• [^] # Re: Diffamation

    Posté par . En réponse au journal C'est dans les vieux pots du PCF qu'on fait les meilleures confitures.. Évalué à 2.

    La mauvaise foi, le FUD etc., c'est une chose. Ce sont des choses que je déteste, mais pour autant, ça fait partie des débats « ouverts » sur internet et je laisse couler la plupart du temps.
    En revanche, il en va différemment de deux cas : l'injure et la diffamation. Ce sont des éléments qui dépassent la limite de l'acceptable (et du légal).

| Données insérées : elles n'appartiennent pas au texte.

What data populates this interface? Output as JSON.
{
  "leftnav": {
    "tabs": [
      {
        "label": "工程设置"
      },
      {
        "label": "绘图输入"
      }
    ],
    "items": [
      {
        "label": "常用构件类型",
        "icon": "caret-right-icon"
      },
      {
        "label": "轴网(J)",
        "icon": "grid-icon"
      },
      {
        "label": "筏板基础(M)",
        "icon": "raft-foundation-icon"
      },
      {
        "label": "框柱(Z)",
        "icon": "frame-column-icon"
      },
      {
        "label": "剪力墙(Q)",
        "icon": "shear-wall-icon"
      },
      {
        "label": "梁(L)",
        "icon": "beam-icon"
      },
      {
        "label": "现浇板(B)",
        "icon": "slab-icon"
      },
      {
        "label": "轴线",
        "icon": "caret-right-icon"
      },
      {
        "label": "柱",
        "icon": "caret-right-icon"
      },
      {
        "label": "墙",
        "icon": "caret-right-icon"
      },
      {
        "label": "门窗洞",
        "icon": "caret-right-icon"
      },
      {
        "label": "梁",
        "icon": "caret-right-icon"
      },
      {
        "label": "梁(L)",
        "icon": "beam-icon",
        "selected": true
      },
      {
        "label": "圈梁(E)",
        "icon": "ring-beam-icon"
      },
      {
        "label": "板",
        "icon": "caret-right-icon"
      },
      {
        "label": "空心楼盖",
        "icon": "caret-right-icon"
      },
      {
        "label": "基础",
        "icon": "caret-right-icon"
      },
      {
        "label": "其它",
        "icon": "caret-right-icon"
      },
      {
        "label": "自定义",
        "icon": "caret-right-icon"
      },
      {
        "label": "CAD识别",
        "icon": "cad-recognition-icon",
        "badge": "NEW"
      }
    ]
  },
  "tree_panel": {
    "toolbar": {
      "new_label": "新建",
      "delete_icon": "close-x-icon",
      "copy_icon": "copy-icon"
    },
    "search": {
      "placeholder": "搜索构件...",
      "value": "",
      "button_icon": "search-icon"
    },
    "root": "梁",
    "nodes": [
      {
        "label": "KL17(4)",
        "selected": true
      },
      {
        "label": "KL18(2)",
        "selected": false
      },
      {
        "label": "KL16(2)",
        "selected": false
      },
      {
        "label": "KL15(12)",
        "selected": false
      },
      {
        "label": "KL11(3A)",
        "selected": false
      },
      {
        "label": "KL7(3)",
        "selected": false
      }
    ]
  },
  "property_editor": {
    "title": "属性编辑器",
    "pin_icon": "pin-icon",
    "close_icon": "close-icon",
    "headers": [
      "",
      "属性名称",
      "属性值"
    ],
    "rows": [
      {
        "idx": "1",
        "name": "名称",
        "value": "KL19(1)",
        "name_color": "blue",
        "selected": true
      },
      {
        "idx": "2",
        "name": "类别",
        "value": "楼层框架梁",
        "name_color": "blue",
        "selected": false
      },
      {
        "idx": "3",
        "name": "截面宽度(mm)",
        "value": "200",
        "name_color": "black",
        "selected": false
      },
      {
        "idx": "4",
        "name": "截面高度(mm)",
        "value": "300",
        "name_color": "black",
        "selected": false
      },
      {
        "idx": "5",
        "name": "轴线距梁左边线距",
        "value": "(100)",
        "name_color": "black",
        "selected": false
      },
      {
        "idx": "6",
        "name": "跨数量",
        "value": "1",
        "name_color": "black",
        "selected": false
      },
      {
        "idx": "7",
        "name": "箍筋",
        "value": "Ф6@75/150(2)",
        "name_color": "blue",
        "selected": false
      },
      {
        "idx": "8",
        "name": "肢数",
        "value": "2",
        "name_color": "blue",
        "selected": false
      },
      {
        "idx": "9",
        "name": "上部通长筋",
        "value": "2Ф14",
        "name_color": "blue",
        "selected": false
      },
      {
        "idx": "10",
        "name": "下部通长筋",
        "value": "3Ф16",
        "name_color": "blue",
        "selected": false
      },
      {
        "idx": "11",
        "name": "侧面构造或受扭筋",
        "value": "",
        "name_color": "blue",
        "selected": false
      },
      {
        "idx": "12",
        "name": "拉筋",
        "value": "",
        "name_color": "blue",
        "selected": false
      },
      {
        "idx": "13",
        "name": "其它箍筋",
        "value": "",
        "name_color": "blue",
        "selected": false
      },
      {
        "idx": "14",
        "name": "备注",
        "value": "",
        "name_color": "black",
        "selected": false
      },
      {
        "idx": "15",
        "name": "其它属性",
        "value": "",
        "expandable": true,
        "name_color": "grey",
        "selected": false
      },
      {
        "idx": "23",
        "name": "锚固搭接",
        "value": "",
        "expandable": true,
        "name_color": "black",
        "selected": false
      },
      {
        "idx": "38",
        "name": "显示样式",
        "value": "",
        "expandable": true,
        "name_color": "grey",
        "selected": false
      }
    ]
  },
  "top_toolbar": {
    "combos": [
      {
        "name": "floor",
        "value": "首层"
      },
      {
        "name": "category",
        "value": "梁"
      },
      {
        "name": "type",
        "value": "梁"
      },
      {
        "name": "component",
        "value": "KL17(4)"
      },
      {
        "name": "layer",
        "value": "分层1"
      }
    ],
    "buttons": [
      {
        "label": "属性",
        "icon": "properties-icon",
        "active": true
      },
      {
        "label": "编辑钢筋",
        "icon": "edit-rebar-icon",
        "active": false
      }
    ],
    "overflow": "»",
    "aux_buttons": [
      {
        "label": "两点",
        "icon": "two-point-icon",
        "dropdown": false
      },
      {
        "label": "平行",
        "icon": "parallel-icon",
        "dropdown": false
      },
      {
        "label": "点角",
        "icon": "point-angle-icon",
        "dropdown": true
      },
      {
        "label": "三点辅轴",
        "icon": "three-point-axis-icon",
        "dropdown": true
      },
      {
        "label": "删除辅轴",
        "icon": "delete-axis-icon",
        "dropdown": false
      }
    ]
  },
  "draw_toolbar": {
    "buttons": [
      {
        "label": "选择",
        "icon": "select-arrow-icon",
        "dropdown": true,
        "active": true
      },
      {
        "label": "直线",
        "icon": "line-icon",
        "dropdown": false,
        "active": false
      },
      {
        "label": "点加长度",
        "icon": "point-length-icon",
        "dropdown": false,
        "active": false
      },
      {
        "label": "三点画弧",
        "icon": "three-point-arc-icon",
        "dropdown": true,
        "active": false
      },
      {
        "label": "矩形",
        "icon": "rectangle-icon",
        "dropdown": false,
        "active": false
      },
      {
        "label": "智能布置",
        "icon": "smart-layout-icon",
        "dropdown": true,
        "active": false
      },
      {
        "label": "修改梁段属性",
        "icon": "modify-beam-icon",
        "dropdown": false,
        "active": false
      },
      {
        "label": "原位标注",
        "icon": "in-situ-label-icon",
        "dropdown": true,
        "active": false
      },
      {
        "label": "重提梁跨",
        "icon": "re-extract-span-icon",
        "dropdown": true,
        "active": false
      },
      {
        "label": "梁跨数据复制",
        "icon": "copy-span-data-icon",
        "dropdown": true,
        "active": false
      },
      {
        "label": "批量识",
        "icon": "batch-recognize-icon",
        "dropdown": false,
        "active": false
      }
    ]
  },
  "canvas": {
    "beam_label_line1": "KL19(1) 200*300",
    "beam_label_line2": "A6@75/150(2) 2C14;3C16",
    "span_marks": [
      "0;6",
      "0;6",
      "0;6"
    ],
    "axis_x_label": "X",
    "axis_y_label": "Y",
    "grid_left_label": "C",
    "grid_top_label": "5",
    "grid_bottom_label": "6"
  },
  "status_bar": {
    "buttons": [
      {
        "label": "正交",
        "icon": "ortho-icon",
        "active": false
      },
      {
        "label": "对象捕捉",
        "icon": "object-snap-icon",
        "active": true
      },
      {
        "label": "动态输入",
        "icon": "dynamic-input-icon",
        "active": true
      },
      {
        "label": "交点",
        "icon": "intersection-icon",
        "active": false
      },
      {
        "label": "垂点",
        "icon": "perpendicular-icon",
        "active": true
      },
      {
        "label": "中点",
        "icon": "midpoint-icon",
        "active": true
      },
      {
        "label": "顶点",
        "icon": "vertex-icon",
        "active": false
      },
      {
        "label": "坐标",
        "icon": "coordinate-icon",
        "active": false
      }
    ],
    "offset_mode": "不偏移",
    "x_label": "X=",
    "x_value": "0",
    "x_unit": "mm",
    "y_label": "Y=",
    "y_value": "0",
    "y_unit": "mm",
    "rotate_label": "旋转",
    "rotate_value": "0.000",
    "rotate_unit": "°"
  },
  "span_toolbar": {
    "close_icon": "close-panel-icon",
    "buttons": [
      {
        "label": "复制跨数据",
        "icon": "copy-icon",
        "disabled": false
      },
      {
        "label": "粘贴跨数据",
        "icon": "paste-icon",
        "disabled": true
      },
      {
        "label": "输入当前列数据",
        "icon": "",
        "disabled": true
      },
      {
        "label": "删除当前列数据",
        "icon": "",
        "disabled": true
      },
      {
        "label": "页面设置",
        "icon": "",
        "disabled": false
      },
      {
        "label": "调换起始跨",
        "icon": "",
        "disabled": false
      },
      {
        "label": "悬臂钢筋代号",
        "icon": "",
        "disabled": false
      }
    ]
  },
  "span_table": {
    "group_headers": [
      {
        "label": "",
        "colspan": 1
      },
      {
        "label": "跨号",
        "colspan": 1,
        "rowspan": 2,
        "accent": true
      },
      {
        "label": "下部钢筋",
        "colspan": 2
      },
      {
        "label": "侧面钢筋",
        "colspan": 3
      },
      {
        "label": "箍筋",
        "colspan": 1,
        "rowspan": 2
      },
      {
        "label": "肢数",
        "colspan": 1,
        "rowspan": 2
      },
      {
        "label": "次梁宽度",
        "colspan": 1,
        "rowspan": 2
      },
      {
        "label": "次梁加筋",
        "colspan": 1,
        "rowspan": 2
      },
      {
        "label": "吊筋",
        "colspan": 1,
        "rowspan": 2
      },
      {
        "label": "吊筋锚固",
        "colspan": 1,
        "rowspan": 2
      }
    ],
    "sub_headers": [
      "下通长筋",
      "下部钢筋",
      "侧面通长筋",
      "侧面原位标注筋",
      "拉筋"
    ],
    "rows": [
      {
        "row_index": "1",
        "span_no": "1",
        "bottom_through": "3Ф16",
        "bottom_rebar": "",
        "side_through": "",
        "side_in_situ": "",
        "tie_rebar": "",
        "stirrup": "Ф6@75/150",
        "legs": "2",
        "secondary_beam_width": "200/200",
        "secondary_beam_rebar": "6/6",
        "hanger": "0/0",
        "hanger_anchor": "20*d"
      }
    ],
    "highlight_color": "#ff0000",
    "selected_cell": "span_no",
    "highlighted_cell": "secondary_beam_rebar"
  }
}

    J'ai été choqué par la bêtise crasse d'autres journaux ; j'ai réagi sur un certain nombre de journaux, en les signalant, en répondant parfois, etc. Pour autant, c'était des cas différents (sauf des cas de diffamation flagrante qui ont pu être traités par les administrateurs du site).

    J'ai fourni une argumentation complète sur le fait que ça sort de la légalité. On n'est pas dans le domaine de la critique. Je re-cite l'article de loi, que j'avais résumé en début de mon premier post, puisque cela semble t'avoir échappé :

    « Toute allégation ou imputation d'un fait qui porte atteinte à l'honneur ou à la considération de la personne ou du corps auquel le fait est imputé est une diffamation. La publication [...] de cette allégation ou de cette imputation est punissable, même si elle est faite sous forme dubitative. »

    Nous avons ici une imputation claire d'un fait (même énoncé sous la forme dubitative, et en plus très largement clarifié dans les commentaires) qui porte atteinte à la considération d'un corps (on accuse quand même un parti politique d'être des tricheurs, compare le tout à du « bourrage d'urne »). Cela correspond à la définition de la diffamation. Je ne vous demande pas d'argumenter pour moi, je vous demande de présenter le moindre argument avant de dire « mais non, c'est juste ton opinion ».

    Je me suis indigné ailleurs de l'article de Francis Marmande, j'ai écrit une lettre à la direction du Monde, à laquelle j'ai eu une réponse (à laquelle je viens de répondre). Les allégations sur les frais de déplacements flirtaient nettement avec la légalité : je l'ai mentionné. Donc, encore une fois, merci de ne pas affirmer que je n'ai pas réagi sur ces sujets sans se renseigner.